ReaLiveMax (ADVエンジン, RealLive)

_ RealLiveMaxを「研究用」としてげっとしてきたのでいろいろチェック。

_ 出力されたバイナリの拡張子が txt で、元ファイルが org ってのはなんかおかしい。 綴り間違いコマンドが、歴史的経緯によりそのままなんだけど別途正しい綴りの同機能コマンドを追加するのはダメなんだろうか。 そしてこまったちゃんな実行ファイルの管理者権限 manifest。

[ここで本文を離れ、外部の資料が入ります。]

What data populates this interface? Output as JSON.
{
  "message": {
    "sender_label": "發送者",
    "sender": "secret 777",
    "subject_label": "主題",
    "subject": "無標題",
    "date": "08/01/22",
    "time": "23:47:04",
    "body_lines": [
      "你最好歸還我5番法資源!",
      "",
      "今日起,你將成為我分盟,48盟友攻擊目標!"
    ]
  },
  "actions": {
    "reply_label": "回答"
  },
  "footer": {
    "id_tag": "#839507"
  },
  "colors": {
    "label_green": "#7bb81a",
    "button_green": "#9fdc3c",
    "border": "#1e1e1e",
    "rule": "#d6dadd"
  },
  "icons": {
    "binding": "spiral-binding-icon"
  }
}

正直この仕様は理解できない。重要なパス情報とかはインストーラだけでさわれれば良いもののはず。 埋め込まれてはないので削除ないしリネームすればいいんですけどね。 コンパイル用システムが、プロジェクト情報とその他の情報とごっちゃで一つの ini ファイルで、 さらにプロジェクトに必要なフォルダを絶対パスで保持してる。プロジェクトファイルは別にわけるべきだしパスも相対記録が妥当。 これだと svn 管理とかすると絶対はまると思うんだけどつかってないのかしら^^;

_ スクリプト関係。逐次記述のスクリプトで変数とかも固定で古くささは否めない仕様。 テキストは普通の文で書けます。歴史的経緯のせいもあると思われますが、単一のスクリプトで システム画面構築からADVスクリプトまで全部やってしまうようになっていてごちゃごちゃ。 これはバグの温床になるので、CatSystem2 のように別系統の体系を持ったほうが良いです。 なお、吉里吉里/KAGも同じ問題をかかえてますが、TJS 層があるので独自に作るという逃げが可能。 古典エンジンらしく、画面関係の処理でVRAM構造を意識する必要がある。 これは制限ある環境を考えると妥当な構造なんだけど概念的に敷居が高く厳しいです。 これは CatSystem2 が同種の問題をかかえてます。

_ マニュアルがんばって整備してるのはえらい。ツール系がGUI装備なのもえらい。 ただ逆にコマンドラインがないと自動化できないですな。理想は両方装備。 ツール系の使い勝手自体はイマイチ。プロジェクト概念なくて作業手順が把握しきれないものが 多いです。一回こっきり作業ならいいんだけど、複数人作業時や調整時にいろいろ大変。 もっともうちのツールもほとんどそんなかんじなので人のことは言えない(苦笑) 立ち絵への目ぱち口ぱく組み入れが可能とか、条件で表示内容が変化する画像が扱えるとか、 データ系が構造化できていて、それ用のツールも準備されているのは非常に優れている部分です。

_ 標準テンプレートは、商用レベルでかなりきっちり作られてます。 この点では吉里吉里/KAGやNScripter よりはるかに上で、初めてこの種のものを作るような 人ならこちらのが見栄も機能もしっかりしたものが作れることでしょう。 ただ、画面のレイアウト調整などは特に問題ないのですが、機能的なカスタムはほとんどできません。 一応画像系のDLLつくれるけど仕様が貧弱すぎる。吉里吉里を好んで使うような層は見向きもしないのではないかと.

_ おそらく、現行の無償利用可能なADVエンジンの中で、いちばん競合するのはYU-RISだと思われます。 YU-RIS のが概念がモダンな分だいぶ使いやすいので軍配はそっちにあがるんじゃないかなー。